Tips for Talking About Poverty From People Who’ve Lived It
Recently, a dozen college interns from across the region gathered at Crisis Assistance Ministry as part of their orientation to a summer of service in Charlotte. The interns will work in different roles at various organizations throughout the city, with one common theme: serving marginalized people.
Leaders from Covenant and Myers Park Presbyterian churches, who will oversee the interns’ experiences, wanted to ensure the young people were grounded in an understanding of the issues surrounding poverty before heading into the field. So, they turned to Crisis Assistance Ministry’s Civic Engagement Program.
The students were assigned a chapter from Gene Nichol’s new book, “The Faces of Poverty in North Carolina: Stories from Our Invisible Citizens”, to read and were asked to create questions they’d like to ask people living in situations like the ones described in the book.
When the interns met with four community advocates to discuss the reality of life on the bottom rung of Charlotte’s economic ladder, the conversation was free-ranging and honest as advocates shared their personal experiences.
Imagine yourself in the other person’s skin
One question posed by an intern sparked heartfelt responses: “What advice do you have for someone just starting out as an advocate in the community?” The answers were worded differently, but the message was the same: imagine yourself in the other person’s skin.
Slow down. Make eye contact. Smile. Suspend judgment and see the humanity within each person. Understand that no one wants to experience poverty.
Everyone wants the dignity of providing for their own needs. No one wants to rely on public assistance or private charity. No one chooses to be mentally ill, or physically disabled, or addicted to drugs. At the core, we are all the same – the suit-wearing bankers striding down the street and the homeless people sleeping in the doorways they pass.
In a first-person account published a few years ago, “Not Poverty, Acute Financial Distress”, author James Abro argued that we should not talk about “poverty,” due to the dehumanizing stigma associated with the word. Instead, he suggests the phrase “acute financial distress”. When someone is in distress, he explained, we want to help them.

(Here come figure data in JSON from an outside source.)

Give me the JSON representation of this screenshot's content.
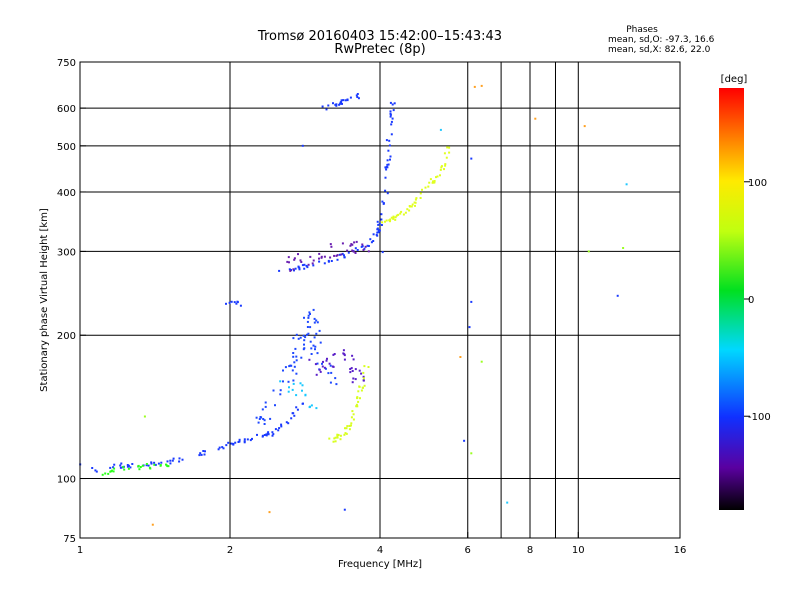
{
  "chart_data": {
    "type": "scatter",
    "title": "Tromsø 20160403 15:42:00–15:43:43",
    "subtitle": "RwPretec (8p)",
    "info": {
      "heading": "Phases",
      "line_o": "mean, sd,O: -97.3, 16.6",
      "line_x": "mean, sd,X:  82.6, 22.0"
    },
    "xlabel": "Frequency [MHz]",
    "ylabel": "Stationary phase Virtual Height [km]",
    "x_scale": "log",
    "y_scale": "log",
    "xlim": [
      1,
      16
    ],
    "ylim": [
      75,
      750
    ],
    "x_ticks": [
      1,
      2,
      4,
      6,
      8,
      10,
      16
    ],
    "x_tick_labels": [
      "1",
      "2",
      "4",
      "6",
      "8",
      "10",
      "16"
    ],
    "x_grid": [
      2,
      4,
      6,
      7,
      8,
      9,
      10
    ],
    "y_ticks": [
      75,
      100,
      200,
      300,
      400,
      500,
      600,
      750
    ],
    "y_tick_labels": [
      "75",
      "100",
      "200",
      "300",
      "400",
      "500",
      "600",
      "750"
    ],
    "y_grid": [
      100,
      200,
      300,
      400,
      500,
      600
    ],
    "grid": true,
    "colorbar": {
      "label": "[deg]",
      "range": [
        -180,
        180
      ],
      "ticks": [
        100,
        0,
        -100
      ],
      "tick_labels": [
        "100",
        "0",
        "-100"
      ]
    },
    "series": [
      {
        "kind": "trace",
        "color": "#1a3aff",
        "phase": -100,
        "count": 90,
        "points": [
          [
            1.0,
            108
          ],
          [
            1.05,
            104
          ],
          [
            1.15,
            106
          ],
          [
            1.3,
            107
          ],
          [
            1.5,
            108
          ],
          [
            1.7,
            112
          ],
          [
            1.9,
            116
          ],
          [
            2.0,
            118
          ],
          [
            2.2,
            121
          ],
          [
            2.4,
            124
          ],
          [
            2.6,
            130
          ],
          [
            2.8,
            145
          ]
        ]
      },
      {
        "kind": "trace",
        "color": "#2aff1a",
        "phase": 40,
        "count": 26,
        "points": [
          [
            1.12,
            103
          ],
          [
            1.18,
            104
          ],
          [
            1.25,
            105
          ],
          [
            1.35,
            106
          ],
          [
            1.5,
            107
          ]
        ]
      },
      {
        "kind": "cloud",
        "color": "#1e48ff",
        "phase": -95,
        "count": 80,
        "points": [
          [
            2.3,
            130
          ],
          [
            2.5,
            150
          ],
          [
            2.7,
            175
          ],
          [
            2.8,
            205
          ],
          [
            2.9,
            225
          ],
          [
            3.0,
            185
          ],
          [
            3.2,
            160
          ]
        ]
      },
      {
        "kind": "cloud",
        "color": "#5a1fc8",
        "phase": -130,
        "count": 35,
        "points": [
          [
            2.9,
            175
          ],
          [
            3.1,
            170
          ],
          [
            3.3,
            190
          ],
          [
            3.5,
            175
          ],
          [
            3.7,
            160
          ]
        ]
      },
      {
        "kind": "cloud",
        "color": "#18c8ff",
        "phase": -60,
        "count": 15,
        "points": [
          [
            2.6,
            160
          ],
          [
            2.8,
            150
          ],
          [
            3.0,
            140
          ]
        ]
      },
      {
        "kind": "trace",
        "color": "#d8ff20",
        "phase": 80,
        "count": 45,
        "points": [
          [
            3.2,
            120
          ],
          [
            3.4,
            124
          ],
          [
            3.5,
            130
          ],
          [
            3.6,
            145
          ],
          [
            3.7,
            160
          ],
          [
            3.8,
            180
          ]
        ]
      },
      {
        "kind": "trace",
        "color": "#1a3aff",
        "phase": -100,
        "count": 85,
        "points": [
          [
            2.5,
            270
          ],
          [
            2.8,
            278
          ],
          [
            3.1,
            285
          ],
          [
            3.4,
            295
          ],
          [
            3.7,
            305
          ],
          [
            3.9,
            320
          ],
          [
            4.0,
            345
          ],
          [
            4.1,
            395
          ],
          [
            4.15,
            460
          ],
          [
            4.2,
            560
          ],
          [
            4.25,
            640
          ]
        ]
      },
      {
        "kind": "cloud",
        "color": "#6a1fb0",
        "phase": -135,
        "count": 40,
        "points": [
          [
            2.6,
            280
          ],
          [
            2.9,
            290
          ],
          [
            3.2,
            300
          ],
          [
            3.5,
            305
          ],
          [
            3.8,
            300
          ]
        ]
      },
      {
        "kind": "trace",
        "color": "#e0ff20",
        "phase": 85,
        "count": 55,
        "points": [
          [
            4.0,
            340
          ],
          [
            4.2,
            350
          ],
          [
            4.4,
            360
          ],
          [
            4.6,
            370
          ],
          [
            4.8,
            390
          ],
          [
            5.0,
            410
          ],
          [
            5.2,
            430
          ],
          [
            5.4,
            460
          ],
          [
            5.5,
            500
          ]
        ]
      },
      {
        "kind": "trace",
        "color": "#1a3aff",
        "phase": -100,
        "count": 22,
        "points": [
          [
            3.1,
            600
          ],
          [
            3.3,
            615
          ],
          [
            3.5,
            630
          ],
          [
            3.7,
            645
          ]
        ]
      },
      {
        "kind": "trace",
        "color": "#1a3aff",
        "phase": -100,
        "count": 8,
        "points": [
          [
            1.95,
            232
          ],
          [
            2.05,
            234
          ],
          [
            2.15,
            233
          ]
        ]
      },
      {
        "kind": "sparse",
        "color": "#1a3aff",
        "phase": -100,
        "points": [
          [
            2.8,
            500
          ],
          [
            4.05,
            299
          ],
          [
            6.1,
            235
          ],
          [
            6.05,
            208
          ],
          [
            6.1,
            470
          ],
          [
            12.0,
            242
          ],
          [
            5.9,
            120
          ],
          [
            3.4,
            86
          ]
        ]
      },
      {
        "kind": "sparse",
        "color": "#ffa020",
        "phase": 140,
        "points": [
          [
            6.2,
            665
          ],
          [
            6.4,
            668
          ],
          [
            8.2,
            570
          ],
          [
            10.3,
            550
          ],
          [
            2.4,
            85
          ],
          [
            1.4,
            80
          ],
          [
            5.8,
            180
          ]
        ]
      },
      {
        "kind": "sparse",
        "color": "#9bff20",
        "phase": 60,
        "points": [
          [
            6.1,
            113
          ],
          [
            10.5,
            300
          ],
          [
            12.3,
            305
          ],
          [
            6.4,
            176
          ],
          [
            1.35,
            135
          ]
        ]
      },
      {
        "kind": "sparse",
        "color": "#20c8ff",
        "phase": -40,
        "points": [
          [
            7.2,
            89
          ],
          [
            12.5,
            415
          ],
          [
            5.3,
            540
          ]
        ]
      }
    ]
  }
}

Abro also pointed out that poverty is typically seen as a permanent condition whereas, in reality, people slip in and out of poverty over their lifetimes. The factors that lead to acute financial distress are varied – a car accident, job loss, divorce, health condition – the list goes on. Each person’s story is unique and complex. But, said Abro, “People prefer the stereotypes to the real stories – it makes it easier to maintain bad policies.”
Poverty isn’t just about money
One of the biggest takeaways for those in attendance was that poverty is not just about money. It’s a constant barrage of stress – uncertainty, isolation, shame, and impossible choices. For a glimpse at how tough those decisions can be, try your hand at an interactive quiz, “Poverty Comes with Few Good Choices”. The quiz appeared in the Winter 2019 edition of the Bush Institute’s journal, The Catalyst, which focuses on issues surrounding poverty.

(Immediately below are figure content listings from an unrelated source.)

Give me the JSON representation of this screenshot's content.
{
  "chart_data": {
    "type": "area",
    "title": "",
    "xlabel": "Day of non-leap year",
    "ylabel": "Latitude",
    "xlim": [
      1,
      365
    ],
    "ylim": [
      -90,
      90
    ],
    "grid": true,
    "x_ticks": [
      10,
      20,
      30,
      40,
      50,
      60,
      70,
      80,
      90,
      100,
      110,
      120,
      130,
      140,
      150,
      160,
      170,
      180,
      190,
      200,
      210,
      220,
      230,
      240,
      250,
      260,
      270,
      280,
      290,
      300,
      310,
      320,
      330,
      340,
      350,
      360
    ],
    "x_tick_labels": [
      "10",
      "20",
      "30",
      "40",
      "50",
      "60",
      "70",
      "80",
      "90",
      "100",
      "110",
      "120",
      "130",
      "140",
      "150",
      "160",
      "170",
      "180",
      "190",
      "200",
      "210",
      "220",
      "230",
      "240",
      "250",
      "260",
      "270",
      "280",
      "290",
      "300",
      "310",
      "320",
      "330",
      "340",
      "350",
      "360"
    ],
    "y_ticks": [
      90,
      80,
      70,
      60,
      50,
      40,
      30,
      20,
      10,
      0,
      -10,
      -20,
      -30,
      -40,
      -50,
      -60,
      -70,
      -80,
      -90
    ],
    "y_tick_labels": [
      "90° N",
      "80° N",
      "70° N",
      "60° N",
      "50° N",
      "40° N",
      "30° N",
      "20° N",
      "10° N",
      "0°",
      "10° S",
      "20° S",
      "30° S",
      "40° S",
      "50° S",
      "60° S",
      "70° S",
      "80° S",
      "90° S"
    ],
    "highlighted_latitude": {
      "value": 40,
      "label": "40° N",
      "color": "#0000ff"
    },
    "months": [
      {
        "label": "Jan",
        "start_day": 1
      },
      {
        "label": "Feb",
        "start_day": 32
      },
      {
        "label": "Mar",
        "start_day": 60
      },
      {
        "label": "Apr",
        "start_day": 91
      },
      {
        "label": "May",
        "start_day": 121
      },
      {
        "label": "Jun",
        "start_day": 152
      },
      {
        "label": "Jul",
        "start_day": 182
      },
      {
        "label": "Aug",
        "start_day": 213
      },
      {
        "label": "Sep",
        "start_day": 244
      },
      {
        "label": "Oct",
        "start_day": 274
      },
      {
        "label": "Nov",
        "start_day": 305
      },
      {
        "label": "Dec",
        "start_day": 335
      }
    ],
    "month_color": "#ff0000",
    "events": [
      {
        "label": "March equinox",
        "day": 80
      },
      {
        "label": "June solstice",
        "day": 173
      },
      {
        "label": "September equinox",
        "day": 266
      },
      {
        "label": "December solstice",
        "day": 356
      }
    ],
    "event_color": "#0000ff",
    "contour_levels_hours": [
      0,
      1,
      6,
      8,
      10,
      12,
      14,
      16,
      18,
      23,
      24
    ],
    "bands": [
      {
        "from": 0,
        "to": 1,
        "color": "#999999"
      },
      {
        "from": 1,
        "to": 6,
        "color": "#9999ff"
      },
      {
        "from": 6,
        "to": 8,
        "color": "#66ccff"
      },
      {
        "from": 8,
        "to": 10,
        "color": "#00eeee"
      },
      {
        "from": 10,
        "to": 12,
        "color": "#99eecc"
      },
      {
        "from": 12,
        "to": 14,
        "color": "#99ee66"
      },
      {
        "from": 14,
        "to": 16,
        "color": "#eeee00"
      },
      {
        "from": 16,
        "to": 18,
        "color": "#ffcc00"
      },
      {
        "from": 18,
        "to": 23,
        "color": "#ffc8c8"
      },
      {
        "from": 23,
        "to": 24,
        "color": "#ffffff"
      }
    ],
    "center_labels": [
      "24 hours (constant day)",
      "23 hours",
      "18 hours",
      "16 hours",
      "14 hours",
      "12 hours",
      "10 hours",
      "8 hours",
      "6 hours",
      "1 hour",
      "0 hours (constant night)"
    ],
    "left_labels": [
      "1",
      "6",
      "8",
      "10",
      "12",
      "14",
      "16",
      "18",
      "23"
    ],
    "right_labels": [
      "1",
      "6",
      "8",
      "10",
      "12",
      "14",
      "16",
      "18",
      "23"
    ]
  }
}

That edition also includes a conversation with Wes Moore, who grew up “on the precipice of poverty” and now leads one of the nation’s largest anti-poverty groups, Robin Hood. “Too often,” he says, “When we talk about poverty, we talk about the people who are living in that terrible reality as if it’s a choice, or as if they’re lazy.”

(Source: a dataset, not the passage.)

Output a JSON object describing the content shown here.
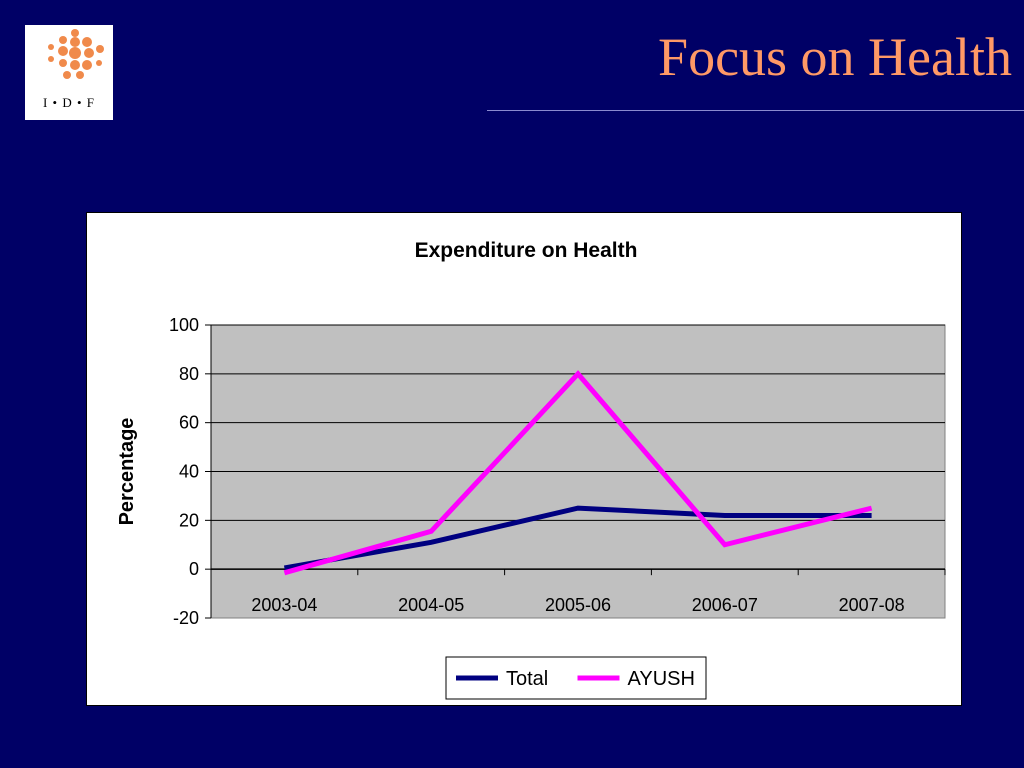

Recognizing that poverty is the result of complicated and interrelated factors, and not a choice, is key. However, it’s equally important to see people suffering from acute financial distress as neither helpless nor hopeless. Surviving under such tremendous duress tends to forge strength and wisdom in people. They are survivors, and their voices need to be heard. They are the experts in the subject of poverty and should be at the center of every conversation about it.
See me
As James (above) told the group, “Don’t feel sorry for me. Just see me, really see me. And listen to me.”